20th Aug 2014 14:24
LONDON (Alliance News) - Carillion PLC Wednesday withdrew its interest in a merger with fellow FTSE 250 construction firm Balfour Beatty PLC, after Tuesday's sweetened offer was rejected by Balfour Beatty because it failed to address two key concerns raised by the target last week.
"The board of Balfour Beatty has not agreed to Carillion's proposal or to request an extension to the 'Put Up or Shut Up' deadline which expires at 5pm tomorrow, August 21, 2014. Carillion therefore today announces that it is no longer pursuing such a merger," Carillion said in a statement.
On Tuesday, Carillion had said it was prepared to offer Balfour Beatty shareholders an even bigger majority stake in the merged business, but it continued to insist that Balfour Beatty's sale of its US project management business Parsons Brinckerhoff not be completed if the merger were to go ahead.
Under Carillion's latest offer, which valued Balfour Beatty at GBP2.09 billion, Balfour shareholders would have got a 58.268% stake in the merged business, and also would have received the 8.5 pence per Balfour share cash dividend, worth GBP59 million, that Carillion had previously proposed. Carillion said Balfour Beatty had previously agreed to a 56.5% stake for its shareholders. Carillion's initial approach had envisaged Balfour Beatty shareholders taking a 51% stake.
However, Balfour Beatty on Wednesday morning said the new proposal did not address the considerable risks associated with the proposed business plan, including the strategy to reduce the scale of the UK construction business when it is "poised to benefit from a recovery in the market" and Carillion's continued intention to terminate the sale of Parsons Brinckerhoff, when talks are well advanced.

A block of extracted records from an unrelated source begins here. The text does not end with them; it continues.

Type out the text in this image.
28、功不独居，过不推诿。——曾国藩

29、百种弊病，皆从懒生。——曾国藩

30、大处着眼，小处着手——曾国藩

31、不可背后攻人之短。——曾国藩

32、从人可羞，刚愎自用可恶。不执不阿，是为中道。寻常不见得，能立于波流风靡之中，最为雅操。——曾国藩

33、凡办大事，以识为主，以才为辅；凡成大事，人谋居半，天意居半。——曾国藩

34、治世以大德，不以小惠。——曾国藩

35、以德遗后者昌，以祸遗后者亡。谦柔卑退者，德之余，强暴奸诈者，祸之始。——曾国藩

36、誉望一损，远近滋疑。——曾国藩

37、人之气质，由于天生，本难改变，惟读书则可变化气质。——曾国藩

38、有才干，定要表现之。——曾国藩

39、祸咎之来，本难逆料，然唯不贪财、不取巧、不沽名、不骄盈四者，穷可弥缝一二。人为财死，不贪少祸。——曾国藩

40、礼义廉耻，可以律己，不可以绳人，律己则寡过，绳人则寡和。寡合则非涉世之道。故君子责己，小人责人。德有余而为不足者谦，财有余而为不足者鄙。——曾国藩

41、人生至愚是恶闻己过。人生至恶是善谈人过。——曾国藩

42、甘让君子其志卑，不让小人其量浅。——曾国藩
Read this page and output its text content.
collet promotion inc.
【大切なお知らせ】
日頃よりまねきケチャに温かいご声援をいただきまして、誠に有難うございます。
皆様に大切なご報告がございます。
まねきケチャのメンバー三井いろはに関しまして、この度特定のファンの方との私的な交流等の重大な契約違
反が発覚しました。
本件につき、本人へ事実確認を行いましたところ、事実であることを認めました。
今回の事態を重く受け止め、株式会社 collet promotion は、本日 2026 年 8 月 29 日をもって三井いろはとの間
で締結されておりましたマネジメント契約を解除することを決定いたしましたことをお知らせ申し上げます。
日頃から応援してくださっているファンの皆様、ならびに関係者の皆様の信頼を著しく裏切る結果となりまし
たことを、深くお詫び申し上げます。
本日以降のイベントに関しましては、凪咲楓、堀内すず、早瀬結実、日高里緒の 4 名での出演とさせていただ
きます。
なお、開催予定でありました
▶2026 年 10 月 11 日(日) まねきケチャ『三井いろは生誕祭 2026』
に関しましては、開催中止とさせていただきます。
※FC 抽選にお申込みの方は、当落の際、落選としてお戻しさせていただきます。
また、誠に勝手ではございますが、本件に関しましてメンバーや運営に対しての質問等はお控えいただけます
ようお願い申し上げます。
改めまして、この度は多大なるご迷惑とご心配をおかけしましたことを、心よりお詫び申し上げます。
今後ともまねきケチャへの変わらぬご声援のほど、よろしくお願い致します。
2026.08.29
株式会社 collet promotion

As a result, Balfour Beatty said it had concluded that the proposal is not in the best interests of its shareholders and had decided to reject the proposal. In addition, it said the proposal represented only a small value change in the terms compared to the proposal from Carillion rejected on August 11.
"Therefore the board will not be seeking an extension to the PUSU (Put Up or Shut Up) deadline of 5pm on August 21, 2014," Balfour Beatty said in a statement.
Instead, the company will continue with its current plan to refocus and simplify the group and grow its UK construction business and shed what it considers a non-core US project management arm. Balfour Beatty hopes to return up to GBP200 million of capital to its shareholders following the sale of Parsons Brinckerhoff.
Balfour Beatty said: "The board will also remain open to strategic value creating opportunities across the group while it concentrates on the restoration of value to its shareholders. It will consider all such opportunities, and the risks associated with their execution, taking full account of the significant recovery potential within the Balfour Beatty business."
The end of Carillion's pursuit of Balfour Beatty comes just days after Standard Life PLC, a major shareholder in both companies, called for the pair to get back around the negotiating table and urged Carillion to sweeten its offer.